The first combat rations date from WW2 and the inventors listened very well to their customers!!

The coffee, tea and lemonade drinks serve yet another purpose. It seems there are too much drinks and sugar in the rations, but a strong tasting cup of coffee etcetera will camouflage the taste of bad water. Nowadays millions of bottles with crystal clear water are being brought by air planes to soldiers all over the world, but if you only can use a combination of chemical/handkerchief-purified water, you will be glad with the strong taste of your Orange Beverage Powder.

Psychology is probably the most import thing in warfare, much more important than having the better weapons. And high quality rations adress to a better state of the soldier’s mind.
"if you don't read the newspaper, you are uniformed. If you do read the newspaper, you are misinformed". (Mark Twain)

kellywmj
Posts: 22
Joined: Fri Feb 18, 2005 7:55 pm

Post by kellywmj » Fri Apr 15, 2005 10:24 pm

Rations are issued 3 per man per day. The average caloric content per ration is 1200 to 1400. If approx. 1000 calories per meal is consumed, times 3 meals a day, there is your 3000. Not rocket science.

kellywmj
Posts: 22
Joined: Fri Feb 18, 2005 7:55 pm

Post by kellywmj » Fri Apr 15, 2005 10:44 pm

As far as remedial mathematics go, I am 16 credits away from my Masters in Public administration. Don't have time for Pythagora's theorems again.

Mirage
Posts: 57
Joined: Mon Jan 17, 2005 8:18 pm
Location: Alpha Centauri - but I plan to move soon.

Apparently

Post by Mirage » Fri Apr 15, 2005 11:49 pm

Hmm... there is nowhere where you stated that a full days' complement of rations makes the 3000, if you bother to reread your posting you'll see that you clearly implied a single ration contained this.

kellywmj
Posts: 22
Joined: Fri Feb 18, 2005 7:55 pm

Post by kellywmj » Sat Apr 16, 2005 1:12 am

By the way, its "infered", not "implied". Mine was a statement of fact, not a hint as such.

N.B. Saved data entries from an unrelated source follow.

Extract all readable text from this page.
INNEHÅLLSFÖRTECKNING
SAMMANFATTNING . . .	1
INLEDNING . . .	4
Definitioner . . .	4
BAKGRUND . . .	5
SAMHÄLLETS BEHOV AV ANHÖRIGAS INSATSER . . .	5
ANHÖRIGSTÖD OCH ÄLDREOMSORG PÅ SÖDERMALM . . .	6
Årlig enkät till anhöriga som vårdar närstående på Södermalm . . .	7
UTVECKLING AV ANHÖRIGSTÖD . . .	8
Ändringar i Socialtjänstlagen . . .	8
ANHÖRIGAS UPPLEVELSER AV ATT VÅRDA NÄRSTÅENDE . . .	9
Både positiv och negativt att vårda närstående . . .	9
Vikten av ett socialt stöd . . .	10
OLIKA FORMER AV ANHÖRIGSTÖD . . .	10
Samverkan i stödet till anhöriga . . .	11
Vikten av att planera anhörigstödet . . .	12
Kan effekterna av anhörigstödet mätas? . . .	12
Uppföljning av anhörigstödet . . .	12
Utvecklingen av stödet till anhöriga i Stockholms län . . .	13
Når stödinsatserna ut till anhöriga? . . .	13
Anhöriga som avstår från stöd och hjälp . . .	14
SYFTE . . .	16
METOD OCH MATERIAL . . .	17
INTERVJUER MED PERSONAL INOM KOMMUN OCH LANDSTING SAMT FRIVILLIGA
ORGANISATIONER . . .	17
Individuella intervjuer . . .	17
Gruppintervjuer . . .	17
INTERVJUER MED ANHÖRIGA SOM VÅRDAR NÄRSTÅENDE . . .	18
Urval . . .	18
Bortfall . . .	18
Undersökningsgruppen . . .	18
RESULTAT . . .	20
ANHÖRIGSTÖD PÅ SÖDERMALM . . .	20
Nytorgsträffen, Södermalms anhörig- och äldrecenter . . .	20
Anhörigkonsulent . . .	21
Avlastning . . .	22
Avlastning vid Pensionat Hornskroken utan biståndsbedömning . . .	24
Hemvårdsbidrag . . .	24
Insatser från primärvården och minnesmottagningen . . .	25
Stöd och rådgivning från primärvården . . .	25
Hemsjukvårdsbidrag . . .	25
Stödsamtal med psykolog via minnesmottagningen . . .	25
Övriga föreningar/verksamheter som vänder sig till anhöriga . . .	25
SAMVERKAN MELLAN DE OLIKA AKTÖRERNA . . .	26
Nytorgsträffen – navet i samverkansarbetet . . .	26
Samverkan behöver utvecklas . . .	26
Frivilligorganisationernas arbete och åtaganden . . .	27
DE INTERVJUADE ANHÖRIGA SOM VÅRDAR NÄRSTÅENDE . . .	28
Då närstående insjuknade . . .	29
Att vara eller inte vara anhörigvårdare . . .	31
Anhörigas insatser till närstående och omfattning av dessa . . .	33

To anyone reading my post, my use of the plural indicates that more than one ration was the subject of my position. Having said that, and taking your argument to its logical conclusion, do you honestly think I meant rations have 3000+- calories per meal? For a total of 9000 a day?

BattlePriest
Posts: 7
Joined: Sun Apr 10, 2005 4:57 pm
Location: East Moline, IL
Contact:

Post by BattlePriest » Sat Apr 16, 2005 7:11 am

Do you two need a private room and a rockem sockem robots game?